As CIO for Boston's Beth Israel Deaconess Medical Center, Harvard Medical School and other CareGroup Health System affiliates, John D. Halamka has seen it all.
There was the lab technician who accessed the medical file of a pregnant movie star and sold the details to the National Enquirer. There was the employee who placed a fictitious biography of himself on the hospital Web site as part of a self-promotion scheme. And there were the two doctors in the midst of a bitter divorce, where one accessed the list of psychiatric medication the other was taking. Faced with being fired under the public glare, the doctor chose to leave. The others got their pink slips and press coverage.
Yesterday, Halamka told attendees at the HealthSec 2004 Conference and Expo in Boston the prospect of "public execution" is the best defense against those who would violate hospital security policies, no matter how illustrious their job titles. He said it's also critical to have a rigorous auditing trail; train medical students on HIPAA and private policy before letting them do ward rotations; and require strict password use and rigorous network patching.
"The audit process is only meaningful if there are consequences for violations," Halamka said. But, he acknowledged, the public execution policy isn't always simple.
"It's very hard to predict which doctor needs access to which patients," Halamka said. "And we've found that with automated auditing, the place between normal and abnormal activity is gray. Our approach is that every doctor has access to every patient, every employee has access to their own audit trail and every patient has access to their own audit trail."
Although doctors have access to all patient records, they have to give a clear reason for wanting to access certain files, Halamka said. Furthermore, 9 million patients have access to a portal where they can view their medical records and see an audit trail that shows how many people have accessed their records. "Patients can see which doctor or technician has accessed their file and for what reason," he said.

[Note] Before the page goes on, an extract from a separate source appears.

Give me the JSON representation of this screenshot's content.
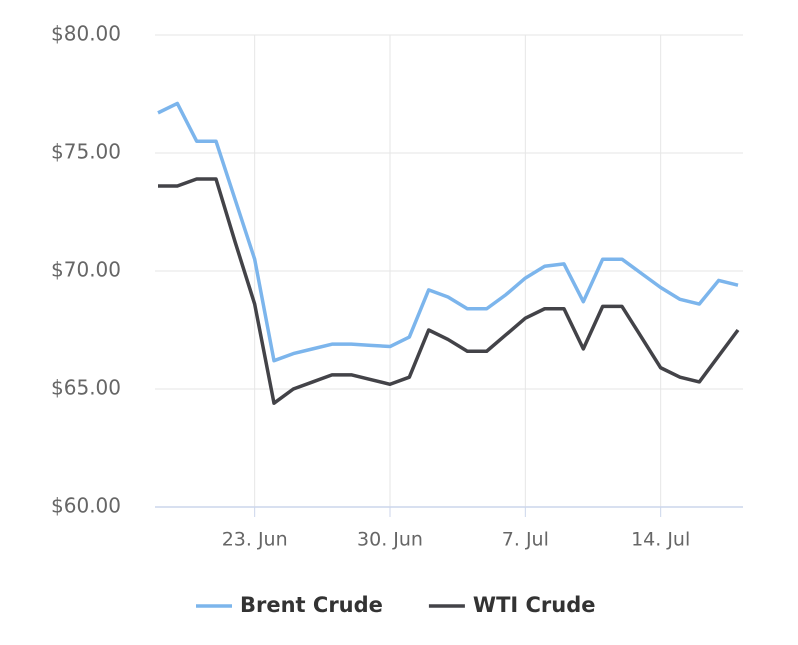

The rules also apply to the Web sites employees visit. "We don't purposefully go in and watch every Web site [they're] surfing," Halamka said. "At one point we tried to block dirty sites and got complaints from someone that it was impeding legitimate research. What we have now is, if someone visits 'Nakedgirls.com,' they have to say who they are, note that they're viewing it and explain why. Now no one makes that complaint."
In the end, Halamka believes institutions need much more than the threat of public firings to stay secure and comply with laws like HIPAA. "Security involves everyone in the enterprise," he said. "Security also requires a plan, a budget and a dedicated staff."
When one conference attendee asked how hospitals and other institutions can publicly fire an employee without getting sued, Halamka replied, "HR [human resources] is your friend. Work closely with them and document behavior. You also have [the employee's] signature acknowledging accountability."
Also in the audience was Bob Martin, principal engineer for Bedford, Mass.-based Mitre Corp. He said one problem enterprises have in maintaining security is the wall that often exists between IT managers and most employees. Since Halamka is also a doctor, Martin believes his policies may be more readily accepted in a medical institution.
"As a doctor overseeing information security for a medical institution, he's in a unique position," Martin said. "I wonder if, because he's a doctor, his peers are more receptive to his argument. It's hard to bridge the gap between IT and the people in the trenches. That's where I think he succeeds."